The proposal would add a new Exchange Act Rule 14a-20, which would require TARP recipient to provide a separate shareholder vote to approve the compensation of their executives, as disclosed under Item 402 of Regulation S-K, in their proxy solicitations for an annual meeting at which directors are to be elected.  In addition, a TARP recipient would be required to explain the general effect of the vote, such as whether the vote is non-binding.

The SEC is not dictating the specific language, form of resolution, or proxy disclosure that a TARP recipient must use to provide shareholders with a “Say-on-Pay.”  However, footnote 14 to the Proposing Release contains an important caveat:

“However, as stated in Section 111(e)(1) of the EESA, the vote must be to approve “the compensation of executives, as disclosed pursuant to the compensation disclosure rules of the Commission (which disclosure shall include the compensation discussion and analysis, the compensation tables, and any related material).” We believe that a vote to approve a proposal on a different subject matter, such as a vote to approve only compensation policies and procedures, would not satisfy the requirements of Section 111(e)(1) of the EESA or proposed Rule 14a-20.”

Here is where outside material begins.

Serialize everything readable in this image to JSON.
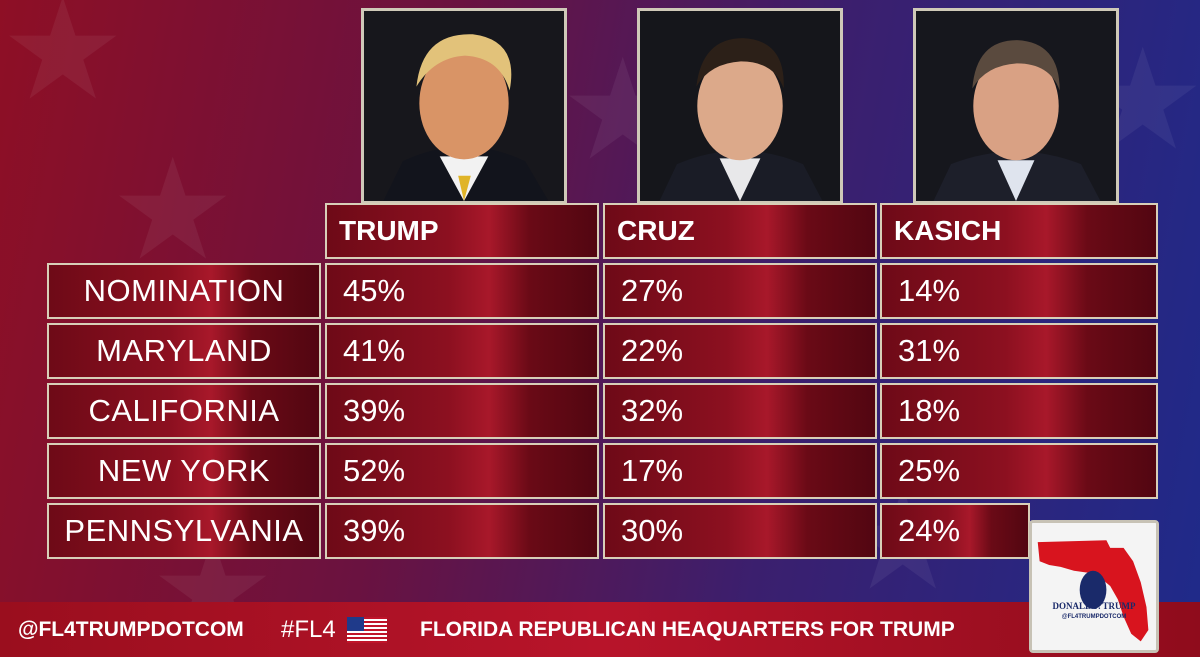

The proposed rule also (i) continues to require that TARP recipients submit a preliminary proxy statement for potential SEC review; and (ii) confirms that TARP recipients that qualify as smaller reporting companies under the SEC disclosure framework may rely on the smaller reporting company disclosure requirements, and are therefore not required to provide a Compensation Discussion & Analysis.